How to Generate a Cluster Log

First we need to look at the cluster logs in some user friendly format. You can run the following commands to generate a text readable version of the ETL files. We’ll talk more about ETL files in a bit. The trace sessions are dumped into a text file that looks very similar to the legacy CLUSTER.LOG

If you are running Windows Server 2008, you can use the ‘cluster.exe’ command line . If you are running Windows Server 2008 R2, you can use either ‘cluster.exe’ command line or the cluster PowerShell cmdlets.

Command Line

c:\>cluster log /gen

Some useful switches for ‘cluster log /gen’ are:

Switch Effect
c:\>cluster log /gen /COPY:”directory

Dumps the logs on all nodes in the entire cluster to a single directory

c:\>cluster log /gen /SPAN:min

Just dump the last X minutes of the log

c:\>cluster log /gen /NODE:”node-name

Useful when the ClusSvc is down to dump a specific node’s logs

For more detailed information on the ‘cluster log /gen’ command, see the TechNet article here.


C:\PS> Get-ClusterLog

Some useful switches for ‘Get-ClusterLog’ are:

Switch Effect
C:\PS> Get-ClusterLog –Destination

Dumps the logs on all nodes in the entire cluster to a single directory

C:\PS> Get-ClusterLog –TimeSpan

Just dump the last X minutes of the log

C:\PS> Get-ClusterLog –Node

Useful when the ClusSvc is down to dump a specific node’s logs

For more detailed information on the ‘Get-ClusterLog’ cmdlet, see the TechNet article here.

Failover Cluster Tracing Session

You can see the FailoverClustering ETW trace session (Microsoft-Windows-FailoverClustering) in ‘Reliability and Performance Monitor’ under ‘Data Collector Sets’, ‘Event Trace Sessions.


Cluster event tracing is enabled by default when you first configure the cluster and start the cluster service. The log files are stored in:


The log files are stored in an *.etl format.

Every time a server is rebooted, we take the previous *.etl file and append it with a 00X suffix

By default, we keep the most recent three ETL files.

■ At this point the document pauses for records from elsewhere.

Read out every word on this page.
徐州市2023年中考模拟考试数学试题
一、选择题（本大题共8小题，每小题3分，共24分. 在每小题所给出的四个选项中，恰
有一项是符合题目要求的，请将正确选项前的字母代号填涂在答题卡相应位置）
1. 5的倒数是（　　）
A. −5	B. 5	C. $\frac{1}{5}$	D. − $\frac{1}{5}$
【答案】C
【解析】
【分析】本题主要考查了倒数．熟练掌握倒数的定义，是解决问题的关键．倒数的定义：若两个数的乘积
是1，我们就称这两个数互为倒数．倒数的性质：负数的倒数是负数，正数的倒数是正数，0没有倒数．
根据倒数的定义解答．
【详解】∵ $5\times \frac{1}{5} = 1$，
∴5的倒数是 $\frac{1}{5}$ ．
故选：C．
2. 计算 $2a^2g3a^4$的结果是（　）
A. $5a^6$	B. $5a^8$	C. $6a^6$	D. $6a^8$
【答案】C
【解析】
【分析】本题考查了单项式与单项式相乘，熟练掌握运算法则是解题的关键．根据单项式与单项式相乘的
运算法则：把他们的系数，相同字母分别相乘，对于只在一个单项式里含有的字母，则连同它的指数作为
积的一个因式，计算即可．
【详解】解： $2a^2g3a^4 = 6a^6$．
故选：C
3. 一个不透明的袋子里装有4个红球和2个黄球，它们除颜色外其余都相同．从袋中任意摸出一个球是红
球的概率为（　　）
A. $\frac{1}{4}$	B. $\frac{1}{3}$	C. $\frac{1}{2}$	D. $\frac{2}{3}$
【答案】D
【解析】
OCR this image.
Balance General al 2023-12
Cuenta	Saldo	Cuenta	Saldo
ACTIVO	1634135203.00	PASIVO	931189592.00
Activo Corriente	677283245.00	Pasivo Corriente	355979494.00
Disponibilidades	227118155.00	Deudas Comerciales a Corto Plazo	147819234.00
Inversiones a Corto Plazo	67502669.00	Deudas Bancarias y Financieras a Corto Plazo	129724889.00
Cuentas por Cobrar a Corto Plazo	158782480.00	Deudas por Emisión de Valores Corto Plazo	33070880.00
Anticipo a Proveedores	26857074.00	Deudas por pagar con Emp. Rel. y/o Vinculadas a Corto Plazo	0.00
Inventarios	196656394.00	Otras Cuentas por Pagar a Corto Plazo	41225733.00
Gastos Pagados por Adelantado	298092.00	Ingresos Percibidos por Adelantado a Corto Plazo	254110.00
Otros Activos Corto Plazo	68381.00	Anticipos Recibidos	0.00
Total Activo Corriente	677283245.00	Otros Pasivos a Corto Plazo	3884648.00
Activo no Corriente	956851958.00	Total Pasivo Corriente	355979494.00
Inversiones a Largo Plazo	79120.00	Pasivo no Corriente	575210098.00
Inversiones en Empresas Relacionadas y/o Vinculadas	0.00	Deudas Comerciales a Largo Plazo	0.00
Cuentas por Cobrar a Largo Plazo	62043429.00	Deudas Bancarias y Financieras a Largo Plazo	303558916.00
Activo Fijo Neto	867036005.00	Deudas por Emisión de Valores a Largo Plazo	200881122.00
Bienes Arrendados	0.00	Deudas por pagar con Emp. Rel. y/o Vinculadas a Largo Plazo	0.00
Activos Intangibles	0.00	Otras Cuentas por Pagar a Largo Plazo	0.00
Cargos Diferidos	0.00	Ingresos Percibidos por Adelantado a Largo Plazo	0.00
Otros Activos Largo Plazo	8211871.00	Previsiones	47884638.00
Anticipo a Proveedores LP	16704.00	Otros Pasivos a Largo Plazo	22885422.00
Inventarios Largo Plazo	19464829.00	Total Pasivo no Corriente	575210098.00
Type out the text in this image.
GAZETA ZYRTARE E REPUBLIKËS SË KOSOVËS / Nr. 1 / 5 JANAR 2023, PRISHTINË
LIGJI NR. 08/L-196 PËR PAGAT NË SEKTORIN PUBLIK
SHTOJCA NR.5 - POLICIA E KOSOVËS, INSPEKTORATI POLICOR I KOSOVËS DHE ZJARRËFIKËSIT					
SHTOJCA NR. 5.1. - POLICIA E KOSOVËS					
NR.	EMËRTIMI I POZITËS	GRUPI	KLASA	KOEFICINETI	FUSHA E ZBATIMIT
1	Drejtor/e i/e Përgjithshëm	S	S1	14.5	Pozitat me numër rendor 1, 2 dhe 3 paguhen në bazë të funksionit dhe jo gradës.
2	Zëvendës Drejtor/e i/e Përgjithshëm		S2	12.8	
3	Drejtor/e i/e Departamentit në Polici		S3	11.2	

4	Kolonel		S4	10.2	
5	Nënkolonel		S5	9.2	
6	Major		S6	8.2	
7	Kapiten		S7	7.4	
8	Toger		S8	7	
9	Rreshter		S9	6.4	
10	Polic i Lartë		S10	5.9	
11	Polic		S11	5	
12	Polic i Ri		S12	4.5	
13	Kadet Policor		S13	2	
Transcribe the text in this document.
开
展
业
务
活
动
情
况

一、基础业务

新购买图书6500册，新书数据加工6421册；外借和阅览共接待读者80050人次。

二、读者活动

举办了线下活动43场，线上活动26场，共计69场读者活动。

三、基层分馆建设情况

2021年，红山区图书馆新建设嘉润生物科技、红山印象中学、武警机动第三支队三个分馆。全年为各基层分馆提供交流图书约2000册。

Only one of these files is the active or “live” log at any given time.

Format in Windows Server 2008


Format in Windows Server 2008 R2

Microsoft-Windows-FailoverClustering Diagnostic.etl.001
Microsoft-Windows-FailoverClustering Diagnostic.etl.002
Microsoft-Windows-FailoverClustering Diagnostic.etl.003

The default size of these logs is 100MB each. Later in this post, I’ll explain how to determine if this size is adequate for your environment.

The important thing to understand about the cluster logs is we use a circular logging mechanism. Since the logs are a finite 100MB in size, once we reach that limit, events from the beginning of the current  or “live” ETL log will be truncated to make room for events at the end of the log.


Here’s an example of the timeframes captured in a series of ETL files.

In this example, every night the server is rebooted at midnight. The three most recent ETL logs would look like this:






The ETL.001 file is the active file being used by the live cluster service to write debug entries. Let’s say there were many entries being written to the current trace session file and we hit the 100MB limit at 3pm. At that point, events from 12am to 3am were truncated to make room for additional entries in the log. At that point, the ETL.001 log would look like this:


Now I want to view the cluster logs in some text readable format so I run either the ‘cluster log /gen’ command or the ‘Get-ClusterLog’ cmdlet

These commands take all the ETL.00X files and “glues” them together in the order they were created to make one contiguous text file.

















The file that gets created is located in \%WinDir%\Cluster\Reports\ and is called CLUSTER.LOG

If you were looking at the debug entries in the CLUSTER.LOG file, you might notice that since we glued all three logs together, there is an apparent gap in the CLUSTER.LOG from 11:59pm on 1/2 to 3am on 1/3. The assumption may be that either there is information missing during that time or there was nothing being logged. The missing time is not in and of itself a problem, just a side effect of concatenating all three logs together.


How Large Should I Set My Cluster Log Size?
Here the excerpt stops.